Anachroniques

22/02/2015

Eloge du récit brut, limpide au ton anonyme

Pullman Philip, Contes de Grimm, traduit de l’anglais par Jean Esch, images de Shaun Tan, Gallimard, 2014, 495 p. 35€

En 2004, Philip Pullman publiait Aladin et la lampe merveilleuse (1). Que l'auteur de La Croisée des mondes s'intéresse aux contes des Mille et une nuits entrait en échos avec son attrait pour le merveilleux. Conscient du danger de l'adaptation, Pullman réécrivait l'histoire d'Aladin en s'appuyant sur deux apports. Le premier était de prendre au sérieux la pérégrination des contes des Mille et une nuits. Pullman faisait alors le choix de la déterritorialisation du conte d'Aladin, conte écrit en arabe mais qui parcourt la Chine et l'Inde. Et c'est dans la richesse des coutumes des pays étrangers que la version de Pullman cherchait la solution aux problèmes rencontrés par les héros et héroïnes. C'est le premier apport : le conte est universel parce qu'il traverse les pays à l'instar de ses personnages et dans la richesse de l'étrangeté se crée la solution aux problèmes humains. Le second apport, résidait dans l'usage des métaphores pour donner corps à la fiction. En effet, par leur jeu rhétorique, Pullman faisait glisser le texte vers une érotisation des situations et des tableaux. Le corps séducteur, mais aussi l'attrait des sensations agréables (goûts, parfums etc.) devenaient ainsi des clés qui ouvraient au dénouement des situations inextricables.

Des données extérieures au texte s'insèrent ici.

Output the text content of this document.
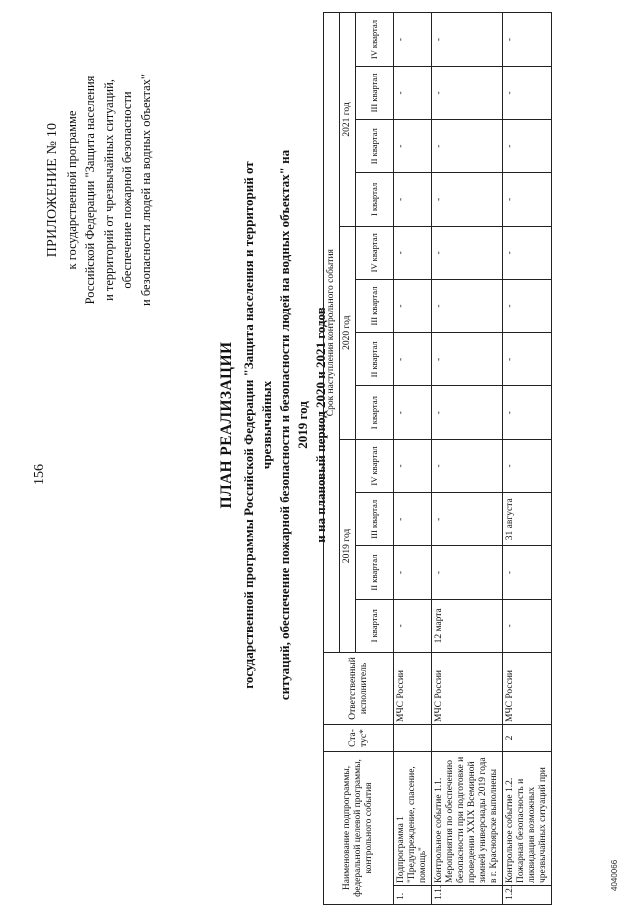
156
ПРИЛОЖЕНИЕ № 10 к государственной программе Российской Федерации "Защита населения и территорий от чрезвычайных ситуаций, обеспечение пожарной безопасности и безопасности людей на водных объектах"
ПЛАН РЕАЛИЗАЦИИ государственной программы Российской Федерации "Защита населения и территорий от чрезвычайных ситуаций, обеспечение пожарной безопасности и безопасности людей на водных объектах" на 2019 год и на плановый период 2020 и 2021 годов
Наименование подпрограммы, федеральной целевой программы, контрольного события		Ста-тус*	Ответственный исполнитель	Срок наступления контрольного события											
				2019 год				2020 год				2021 год			
				I квартал	II квартал	III квартал	IV квартал	I квартал	II квартал	III квартал	IV квартал	I квартал	II квартал	III квартал	IV квартал
1.	Подпрограмма 1 "Предупреждение, спасение, помощь"		МЧС России	-	-	-	-	-	-	-	-	-	-	-	-
1.1.	Контрольное событие 1.1. Мероприятия по обеспечению безопасности при подготовке и проведении XXIX Всемирной зимней универсиады 2019 года в г. Красноярске выполнены		МЧС России	12 марта	-	-	-	-	-	-	-	-	-	-	-
1.2.	Контрольное событие 1.2. Пожарная безопасность и ликвидация возможных чрезвычайных ситуаций при	2	МЧС России	-	-	31 августа	-	-	-	-	-	-	-	-	-
4040066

Dix ans plus tard, Pullman récidive dans le domaine de l’adaptation/réécriture de contes. Le livre paru en 2012 à Londres rassemble cinquante contes de Grimm, réécrits au plus près des conventions du genre, avec un hommage appuyé aux frères Grimm, Jacob (1785-1863) et Wilhelm (1786-1859). Le conte est un genre de restitution de paroles, une transcription donc une réécriture et recomposition en une ou plusieurs fois d’histoires entendues ou, de nos jours, plus souvent, lues. Et c’est parce que « le conte est dans un perpétuel état de devenir et d’altération » qu’il ne faut pas l’enfermer dans la cage d’une seule interprétation, mais ouvrir la porte des compréhensions et des actualisations. Si le ton du conte est « serein et anonyme » (James Merrill cité par Pullman), au point de laisser croire à une absence d’auteur, le genre appelle l’interprète, le conteur : « raconter des histoires est un art de l’improvisation, comme l’écriture » écrit Pullman.

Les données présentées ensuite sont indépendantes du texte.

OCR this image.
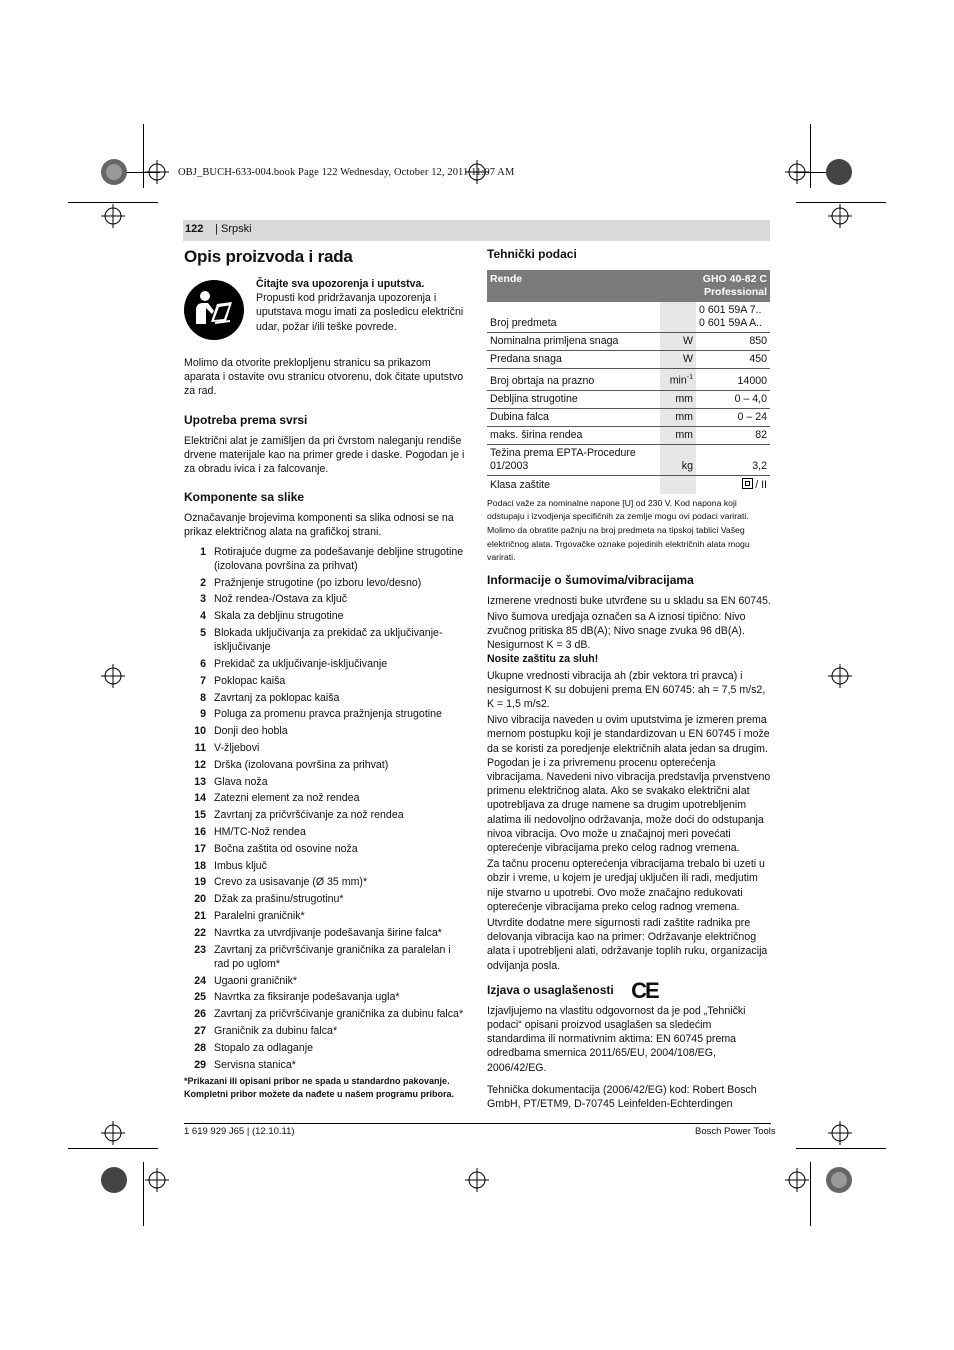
OBJ_BUCH-633-004.book Page 122 Wednesday, October 12, 2011 11:07 AM
122 | Srpski
Opis proizvoda i rada
Čitajte sva upozorenja i uputstva. Propusti kod pridržavanja upozorenja i uputstava mogu imati za posledicu električni udar, požar i/ili teške povrede.

Molimo da otvorite preklopljenu stranicu sa prikazom aparata i ostavite ovu stranicu otvorenu, dok čitate uputstvo za rad.

Upotreba prema svrsi

Električni alat je zamišljen da pri čvrstom naleganju rendiše drvene materijale kao na primer grede i daske. Pogodan je i za obradu ivica i za falcovanje.

Komponente sa slike

Označavanje brojevima komponenti sa slika odnosi se na prikaz električnog alata na grafičkoj strani.

1 Rotirajuće dugme za podešavanje debljine strugotine (izolovana površina za prihvat)
2 Pražnjenje strugotine (po izboru levo/desno)
3 Nož rendea-/Ostava za ključ
4 Skala za debljinu strugotine
5 Blokada uključivanja za prekidač za uključivanje-isključivanje
6 Prekidač za uključivanje-isključivanje
7 Poklopac kaiša
8 Zavrtanj za poklopac kaiša
9 Poluga za promenu pravca pražnjenja strugotine
10 Donji deo hobla
11 V-žljebovi
12 Drška (izolovana površina za prihvat)
13 Glava noža
14 Zatezni element za nož rendea
15 Zavrtanj za pričvršćivanje za nož rendea
16 HM/TC-Nož rendea
17 Bočna zaštita od osovine noža
18 Imbus ključ
19 Crevo za usisavanje (Ø 35 mm)*
20 Džak za prašinu/strugotinu*
21 Paralelni graničnik*
22 Navrtka za utvrdjivanje podešavanja širine falca*
23 Zavrtanj za pričvršćivanje graničnika za paralelan i rad po uglom*
24 Ugaoni graničnik*
25 Navrtka za fiksiranje podešavanja ugla*
26 Zavrtanj za pričvršćivanje graničnika za dubinu falca*
27 Graničnik za dubinu falca*
28 Stopalo za odlaganje
29 Servisna stanica*
*Prikazani ili opisani pribor ne spada u standardno pakovanje.
Kompletni pribor možete da nađete u našem programu pribora.
Tehnički podaci
Rende		GHO 40-82 C
Professional

Broj predmeta		0 601 59A 7..
0 601 59A A..
Nominalna primljena snaga	W	850
Predana snaga	W	450
Broj obrtaja na prazno	$\min^{-1}$	14000
Debljina strugotine	mm	0 – 4,0
Dubina falca	mm	0 – 24
maks. širina rendea	mm	82
Težina prema EPTA-Procedure 01/2003	kg	3,2
Klasa zaštite		/ II
Podaci važe za nominalne napone [U] od 230 V. Kod napona koji odstupaju i izvodjenja specifičnih za zemlje mogu ovi podaci varirati.
Molimo da obratite pažnju na broj predmeta na tipskoj tablici Vašeg električnog alata. Trgovačke oznake pojedinih električnih alata mogu varirati.
Informacije o šumovima/vibracijama

Izmerene vrednosti buke utvrđene su u skladu sa EN 60745.

Nivo šumova uredjaja označen sa A iznosi tipično: Nivo zvučnog pritiska 85 dB(A); Nivo snage zvuka 96 dB(A). Nesigurnost K = 3 dB.

Nosite zaštitu za sluh!

Ukupne vrednosti vibracija ah (zbir vektora tri pravca) i nesigurnost K su dobujeni prema EN 60745: ah = 7,5 m/s2, K = 1,5 m/s2.

Nivo vibracija naveden u ovim uputstvima je izmeren prema mernom postupku koji je standardizovan u EN 60745 i može da se koristi za poredjenje električnih alata jedan sa drugim. Pogodan je i za privremenu procenu opterećenja vibracijama. Navedeni nivo vibracija predstavlja prvenstveno primenu električnog alata. Ako se svakako električni alat upotrebljava za druge namene sa drugim upotrebljenim alatima ili nedovoljno održavanja, može doći do odstupanja nivoa vibracija. Ovo može u značajnoj meri povećati opterećenje vibracijama preko celog radnog vremena.

Za tačnu procenu opterećenja vibracijama trebalo bi uzeti u obzir i vreme, u kojem je uredjaj uključen ili radi, medjutim nije stvarno u upotrebi. Ovo može značajno redukovati opterećenje vibracijama preko celog radnog vremena.

Utvrdite dodatne mere sigurnosti radi zaštite radnika pre delovanja vibracija kao na primer: Održavanje električnog alata i upotrebljeni alati, održavanje toplih ruku, organizacija odvijanja posla.

Izjava o usaglašenosti CE

Izjavljujemo na vlastitu odgovornost da je pod „Tehnički podaci“ opisani proizvod usaglašen sa sledećim standardima ili normativnim aktima: EN 60745 prema odredbama smernica 2011/65/EU, 2004/108/EG, 2006/42/EG.

Tehnička dokumentacija (2006/42/EG) kod: Robert Bosch GmbH, PT/ETM9, D-70745 Leinfelden-Echterdingen

1 619 929 J65 | (12.10.11)	Bosch Power Tools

Pullman relit les cinquante contes, par lui choisis avec le stylo. Il en respecte les caractéristiques : rapidité de l’histoire qui repose sur la succession de péripéties, pas de psychologie des personnages mais des figures emblématiques, prévalence absolue de l’action sur la description. L’illustrateur Shaun Tan a appuyé de ses créations cet ancrage générique au conte. Travaillant sur des figurines réalisées en papier mâché et terre glaise séchée travaillées au ciseau et peintes « à l’acrylique, à la poudre métallique, à la cire de bougie et au cirage » (2), il montre des personnages imaginaires « dénués de profondeur » car très approximatifs dans leur contour. L’univers de nulle part ainsi créé par ces figurines, photographiées dans  un décor sobre souvent réduit à un arrière-plan, adhère à l’a-temporalité du genre tout en immisçant le mystère, l’énigme. L’illustration ajoute, parfois, l’inquiétante étrangeté d’une expressivité déliée de l’émotion qui aurait pu en motiver la survenue.

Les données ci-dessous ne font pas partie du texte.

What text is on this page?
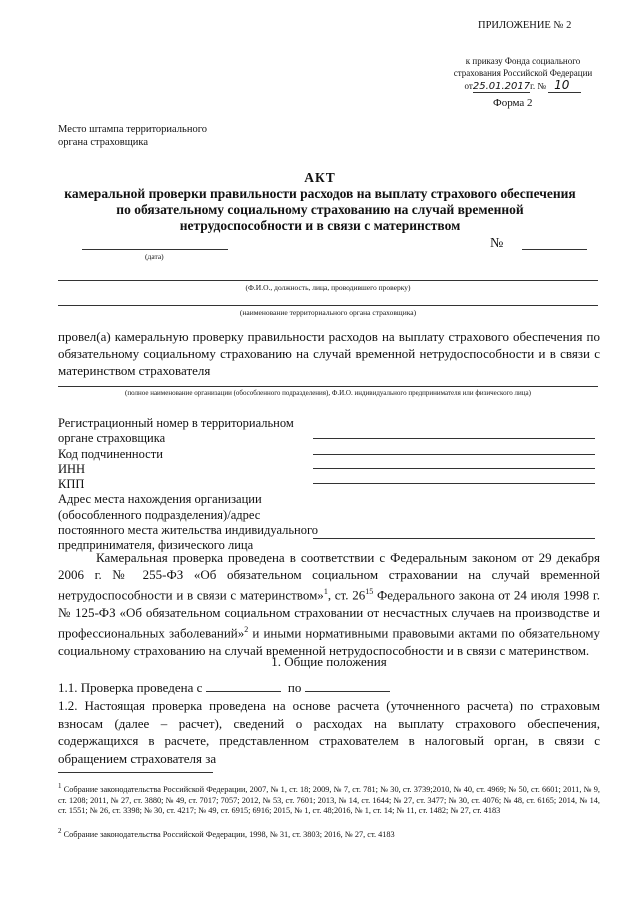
ПРИЛОЖЕНИЕ № 2
к приказу Фонда социального
страхования Российской Федерации
от25.01.2017г. № 10
Форма 2
Место штампа территориального
органа страховщика
АКТ
камеральной проверки правильности расходов на выплату страхового обеспечения
по обязательному социальному страхованию на случай временной
нетрудоспособности и в связи с материнством
(дата)
№
(Ф.И.О., должность, лица, проводившего проверку)
(наименование территориального органа страховщика)
провел(а) камеральную проверку правильности расходов на выплату страхового обеспечения по обязательному социальному страхованию на случай временной нетрудоспособности и в связи с материнством страхователя
(полное наименование организации (обособленного подразделения), Ф.И.О. индивидуального предпринимателя или физического лица)
Регистрационный номер в территориальном
органе страховщика
Код подчиненности
ИНН
КПП
Адрес места нахождения организации
(обособленного подразделения)/адрес
постоянного места жительства индивидуального
предпринимателя, физического лица
Камеральная проверка проведена в соответствии с Федеральным законом от 29 декабря 2006 г. № 255-ФЗ «Об обязательном социальном страховании на случай временной нетрудоспособности и в связи с материнством»$^1$, ст. $26^{15}$ Федерального закона от 24 июля 1998 г. № 125-ФЗ «Об обязательном социальном страховании от несчастных случаев на производстве и профессиональных заболеваний»$^2$ и иными нормативными правовыми актами по обязательному социальному страхованию на случай временной нетрудоспособности и в связи с материнством.
1. Общие положения
1.1. Проверка проведена с	по
1.2. Настоящая проверка проведена на основе расчета (уточненного расчета) по страховым взносам (далее – расчет), сведений о расходах на выплату страхового обеспечения, содержащихся в расчете, представленном страхователем в налоговый орган, в связи с обращением страхователя за
$^1$ Собрание законодательства Российской Федерации, 2007, № 1, ст. 18; 2009, № 7, ст. 781; № 30, ст. 3739;2010, № 40, ст. 4969; № 50, ст. 6601; 2011, № 9, ст. 1208; 2011, № 27, ст. 3880; № 49, ст. 7017; 7057; 2012, № 53, ст. 7601; 2013, № 14, ст. 1644; № 27, ст. 3477; № 30, ст. 4076; № 48, ст. 6165; 2014, № 14, ст. 1551; № 26, ст. 3398; № 30, ст. 4217; № 49, ст. 6915; 6916; 2015, № 1, ст. 48;2016, № 1, ст. 14; № 11, ст. 1482; № 27, ст. 4183
$^2$ Собрание законодательства Российской Федерации, 1998, № 31, ст. 3803; 2016, № 27, ст. 4183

Le travail éditorial avec sa belle reliure cartonnée, ses fortes marges, les motifs légers entourant le numéro des pages, les culs de lampe soulignant les titres, propose aussi, pour chaque conte,  le commentaire de Pullman. L’auteur y délivre la référence dans le répertoire international des contes et du folklore et explique le choix des transformations qu’il a jugé utile de faire subir à la version des frères Grimm. S’il arrive qu’on puisse, pour certaines réécritures, parler d’actualisation, le plus souvent, Pullman invite à interroger la logique propre du récit initial pour justifier un autre cheminement du récit. Bien sûr, le désir naît alors de à se reporter au texte des frères Grimm. Ainsi, c’est un travail d’érudition dans le plaisir de se faire son opinion auquel l’ouvrage nous convie. Enfin, les commentaires de Pullman permettent à chaque lecteur, à chaque lectrice de libérer sa propre interprétation du conte, d’en discuter la teneur et les choix faits pour aller vers le dénouement ou même d’interroger ce dénouement.
Ce volume, à n’en pas douter, est un chef d’œuvre à la portée des enfants à partir de 11 ans. C’est une leçon historique sur le style : « L’objectif doit toujours être la clarté » disait Pullman dans une conférence prononcée à New York en 2002. C’est aussi une leçon structurale dur le récit : « il vaut mieux écrire de façon à ce que les lecteurs puissent voir jusqu'au fond (…) Raconter des histoires implique de penser à des événements intéressants, de les mettre dans un ordre qui fait ressortir ce qui les relie et de les raconter le plus clairement possible » (3). Surtout, peut-être, Pullman nous enseigne-t-il qu’il est bon de retourner régulièrement manger le fruit défendu des contes afin de nourrir le développement de l’arbre des connaissances.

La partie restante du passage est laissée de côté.